Leichte Waffen wie Panzerfäuste und Flugabwehrraketen sind bereits in größerem Umfang in die Ukraine geschickt worden, die versprochenen Gepard-Flugabwehrpanzer und Artilleriegeschütze sind nach ukrainischen Angaben aber noch nicht bei den Streitkräften angekommen.

EU-Beitritt: Zuerst Westbalkan, dann Ukraine

Zu einer EU-Beitrittsperspektive der Ukraine äußerte Scholz sich erneut zurückhaltend. »Dass es auf dem Weg in die EU keine Abkürzungen gibt, ist auch ein Gebot der Fairness gegenüber den sechs Ländern des westlichen Balkans«, sagte er. Montenegro, Serbien, Nordmazedonien und Albanien sind seit vielen Jahren EU-Beitrittskandidaten, Nordmazedonien schon seit 2005. Kosovo und Bosnien-Herzegowina sind potenzielle Bewerber. Scholz betonte, dass die EU jetzt liefern müsse, was den Beitrittsprozess dieser Länder angeht. Für Juni kündigte er eine Reise in die Region mit der Botschaft an: »Der westliche Balkan gehört in die Europäische Union.«

Für die Ukraine will die EU-Kommission im Juni eine Empfehlung über den Kandidatenstatus abgeben. Alle Mitgliedstaaten müssen zustimmen. Scholz betonte, dass auch die Ukraine »Teil unserer europäischen Familie« sei. Er sprach sich für einen milliardenschweren Solidaritätsfonds der EU und ihrer Partner für den Wiederaufbau des Landes nach dem Krieg aus. Er wies aber auch darauf hin, dass der EU-Beitrittsprozess »keine Sache von ein paar Monaten oder einigen Jahren« sei. »Deshalb wollen wir uns jetzt darauf konzentrieren, die Ukraine schnell und pragmatisch zu unterstützen.«

Scholz kündigt noch keine neuen Entlastungen an

Auch nach innen richtete Scholz die Botschaft, dass er sich um die Kriegsfolgen kümmern werde - speziell um die gestiegenen Energiepreise. Sein Versprechen, da niemanden allein zu lassen, gelte vor allem für Bürger mit niedrigem Einkommen. »Sie spüren tagtäglich, dass durch den Krieg nicht nur der Sprit an der Zapfsäule teurer geworden ist, sondern auch Lebensmittel - vom Brot bis zum Speiseöl.« Der Kanzler verwies darauf, dass bereits zahlreiche Entlastungsmaßnahmen vom 9-Euro-Ticket bis zur Energiepauschale von 300 Euro beschlossen worden seien. Neue Maßnahmen kündigte er zunächst nicht an.

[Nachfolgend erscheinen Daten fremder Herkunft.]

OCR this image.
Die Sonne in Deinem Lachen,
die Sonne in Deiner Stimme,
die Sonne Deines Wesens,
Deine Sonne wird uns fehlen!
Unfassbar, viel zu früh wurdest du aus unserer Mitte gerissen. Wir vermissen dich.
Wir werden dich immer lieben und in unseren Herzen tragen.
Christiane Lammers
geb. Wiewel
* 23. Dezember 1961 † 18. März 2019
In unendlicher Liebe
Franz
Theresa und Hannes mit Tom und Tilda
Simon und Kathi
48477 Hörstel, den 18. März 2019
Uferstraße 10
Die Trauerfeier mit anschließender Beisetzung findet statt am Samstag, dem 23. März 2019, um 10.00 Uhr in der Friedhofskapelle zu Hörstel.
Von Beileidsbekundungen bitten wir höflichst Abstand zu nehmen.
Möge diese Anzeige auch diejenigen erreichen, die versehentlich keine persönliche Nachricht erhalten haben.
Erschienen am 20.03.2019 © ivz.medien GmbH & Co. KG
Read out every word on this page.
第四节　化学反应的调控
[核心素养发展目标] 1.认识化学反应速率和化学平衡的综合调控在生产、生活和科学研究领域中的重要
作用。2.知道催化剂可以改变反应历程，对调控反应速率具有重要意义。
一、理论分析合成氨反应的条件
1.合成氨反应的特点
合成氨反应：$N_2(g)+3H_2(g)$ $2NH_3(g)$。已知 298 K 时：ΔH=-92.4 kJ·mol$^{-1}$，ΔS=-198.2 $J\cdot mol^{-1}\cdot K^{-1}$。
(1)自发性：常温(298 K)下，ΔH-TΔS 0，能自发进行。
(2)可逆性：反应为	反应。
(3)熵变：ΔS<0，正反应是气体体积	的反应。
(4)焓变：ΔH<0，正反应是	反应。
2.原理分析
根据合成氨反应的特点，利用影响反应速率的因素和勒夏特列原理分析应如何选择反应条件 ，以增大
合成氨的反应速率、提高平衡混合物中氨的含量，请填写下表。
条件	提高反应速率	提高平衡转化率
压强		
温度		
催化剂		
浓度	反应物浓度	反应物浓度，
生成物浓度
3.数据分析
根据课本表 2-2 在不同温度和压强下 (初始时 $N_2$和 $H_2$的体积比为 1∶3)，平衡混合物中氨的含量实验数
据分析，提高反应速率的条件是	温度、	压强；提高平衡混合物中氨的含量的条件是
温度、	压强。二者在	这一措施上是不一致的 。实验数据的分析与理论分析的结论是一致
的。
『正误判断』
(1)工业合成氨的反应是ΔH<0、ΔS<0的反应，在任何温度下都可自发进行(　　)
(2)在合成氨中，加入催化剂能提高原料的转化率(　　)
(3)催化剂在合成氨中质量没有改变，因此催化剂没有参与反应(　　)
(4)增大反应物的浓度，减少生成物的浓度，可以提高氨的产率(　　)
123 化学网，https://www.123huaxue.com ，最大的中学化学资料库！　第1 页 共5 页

Scholz zeigte sich optimistisch, dass es zu einer Einigung mit der Union über die Einrichtung des von ihm angekündigten Sondervermögens in Höhe von 100-Milliarden-Euro für eine bessere Ausstattung der Bundeswehr kommen wird. »Wir sind dazu in guten Gesprächen«, sagte er. »Das Sondervermögen garantiert die Freiheit und Sicherheit unseres Landes in dieser Zeit.«

EU-Vertragsänderungen für Scholz kein Tabu

Der Kanzler sprach sich mit Blick auf den EU-Gipfel auch für eine Weiterentwicklung der Union aus und schloss Vertragsänderungen nicht aus. »Wenn die Sache es erfordert, dann können wir über eine Änderung der Verträge reden, auch über einen Konvent«, sagte Scholz. Das sei kein Tabu. Er betonte aber auch, dass viele Veränderungen ohne einen langwierigen Eingriff in die EU-Verträge möglich seien, etwa beim Klimaschutz oder bei der europäischen Verteidigung.